Título: Para Itamaraty, fala só repete argumentos dos ricos
Autor: Leo, Sergio
Fonte: Valor Econômico, 17/06/2008, Brasil, p. A4

As declarações do presidente dos Estados Unidos, George W. Bush, cobrando maiores concessões de países como o Brasil, Índia e China nas negociações de liberalização comercial na Organização Mundial do Comércio (OMC) foram recebidas no Itamaraty como a repetição dos argumentos insistentemente levantados pelos países ricos para justificar a própria resistência em abrir seus mercados agrícolas. Já no início do mês, confrontado com declarações semelhantes da negociadora americana, Susan Schwab, o ministro das Relações Exteriores, Celso Amorim acusou os países ricos de tentar "vender caro um carro usado."

"A primeira coisa que pedimos é que reduzam significativamente os subsídios, e a segunda, que não cobrem muito por um carro usado", disse Celso Amorim, ao participar da reunião ministerial da Organização para Cooperação e Desenvolvimento Econômico (OCDE). Ontem, um experiente diplomata lembrava as declarações de Amorim, para comentar o que classificou como "lero-lero" dos governos americano e europeus.

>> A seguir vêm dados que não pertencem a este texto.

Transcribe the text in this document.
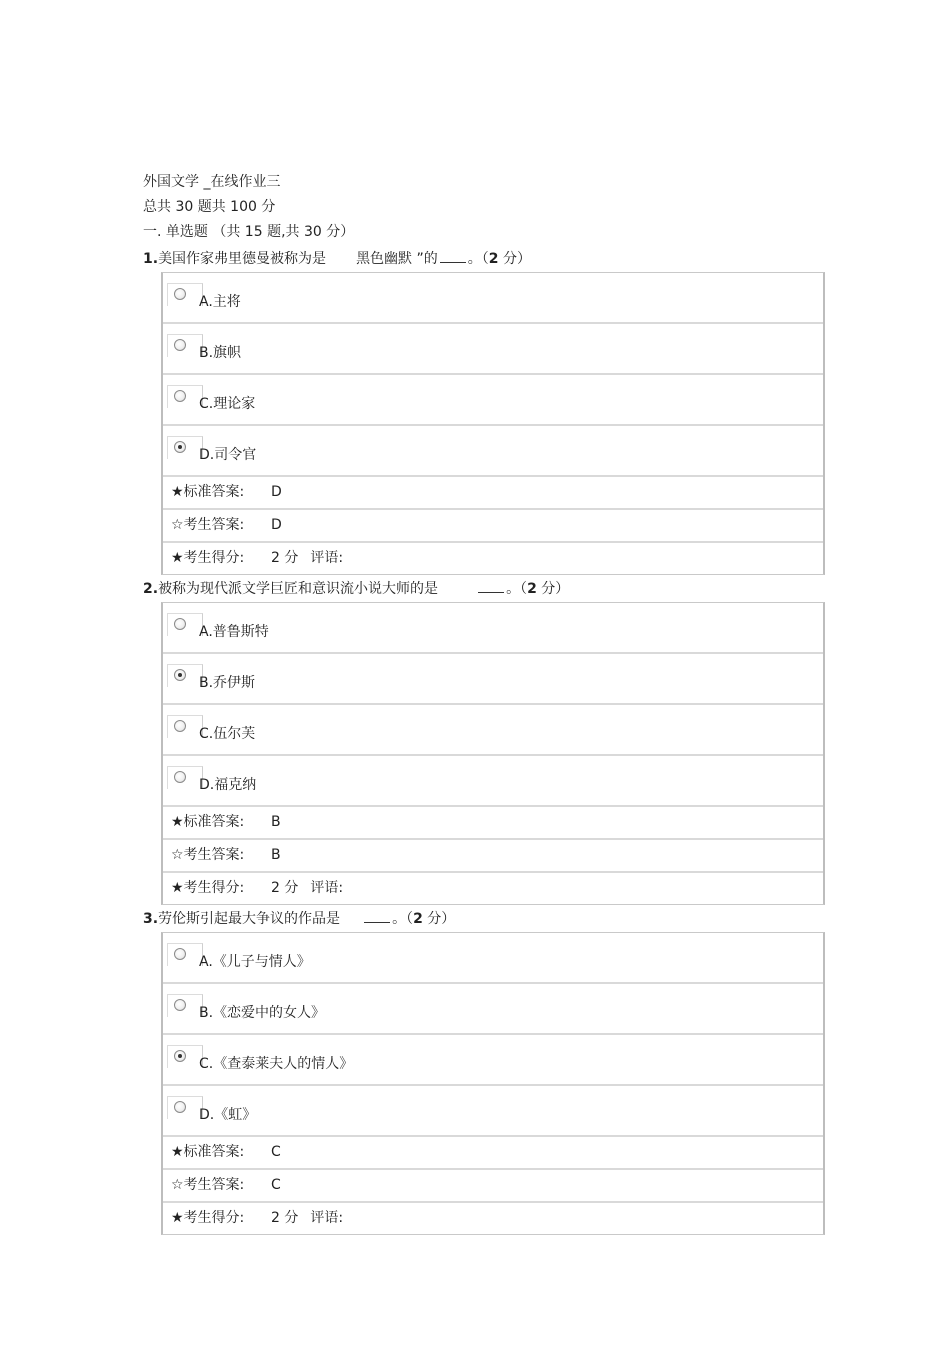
外国文学 _在线作业三
总共 30 题共 100 分
一. 单选题 （共 15 题,共 30 分）
1.美国作家弗里德曼被称为是 黑色幽默 ”的 。（2 分）
A.主将
B.旗帜
C.理论家
D.司令官
★标准答案: D
☆考生答案: D
★考生得分: 2 分 评语:
2.被称为现代派文学巨匠和意识流小说大师的是	。（2 分）
A.普鲁斯特
B.乔伊斯
C.伍尔芙
D.福克纳
★标准答案: B
☆考生答案: B
★考生得分: 2 分 评语:
3.劳伦斯引起最大争议的作品是	。（2 分）
A.《儿子与情人》
B.《恋爱中的女人》
C.《查泰莱夫人的情人》
D.《虹》
★标准答案: C
☆考生答案: C
★考生得分: 2 分 评语:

Schwab, como o comissário europeu para o Comércio, Peter Mandelson, têm reagido à reivindicação por redução de tarifas e subsídios agrícolas com o mesmo argumento brandido ontem pelo presidente Bush: novas concessões só serão possíveis se os países em desenvolvimento aceitarem reduzir substancialmente as tarifas que protegem seus mercados industriais da concorrência estrangeira.

O Brasil já indicou, em Genebra, estar disposto a fazer maiores concessões na discussão sobre redução de tarifas industriais, mas exige em contrapartida uma mudança que enfrenta forte resistência dos países desenvolvidos: regras especiais para uniões aduaneiras, como o Mercosul, que permitam aos sócios acomodar um maior número de produtos mais sensíveis à concorrência estrangeira.

As negociações na OMC prevêem que certas mercadorias podem receber tratamento excepcional, sem sofrer a mesma redução de tarifas das demais, mas estabelecem que essas mercadorias só terão tratamento especial se não representarem um volume muito grande de comércio. O Brasil, para acomodar as sensibilidades da Argentina (que concentra seus produtos "sensíveis" entre os de maior volume nas exportações) quer que o limite seja considerado por bloco econômico e não por cada país individualmente. Esse ponto levanta críticas dos países ricos.

Até recentemente, era a Índia o país mais criticado pelos governos dos países desenvolvidos, pela resistência em abrir mais os mercados de produtos industriais. Índia e Argentina chegaram a divulgar uma declaração conjunta para pressionar contra maior flexibilidade dos países em desenvolvimento nas negociações sobre produtos industriais.

Representantes dos principais países da OMC já tentam há uma semana, em Genebra, encontrar um texto de consenso para orientar os negociadores na discussão sobre percentuais e limites dos cortes de tarifas e subsídios. Nos últimos dias, porém, foram mais freqüentes declarações como as de Bush, apontando culpados por um possível fracasso da chamada Rodada Doha de negociações da OMC.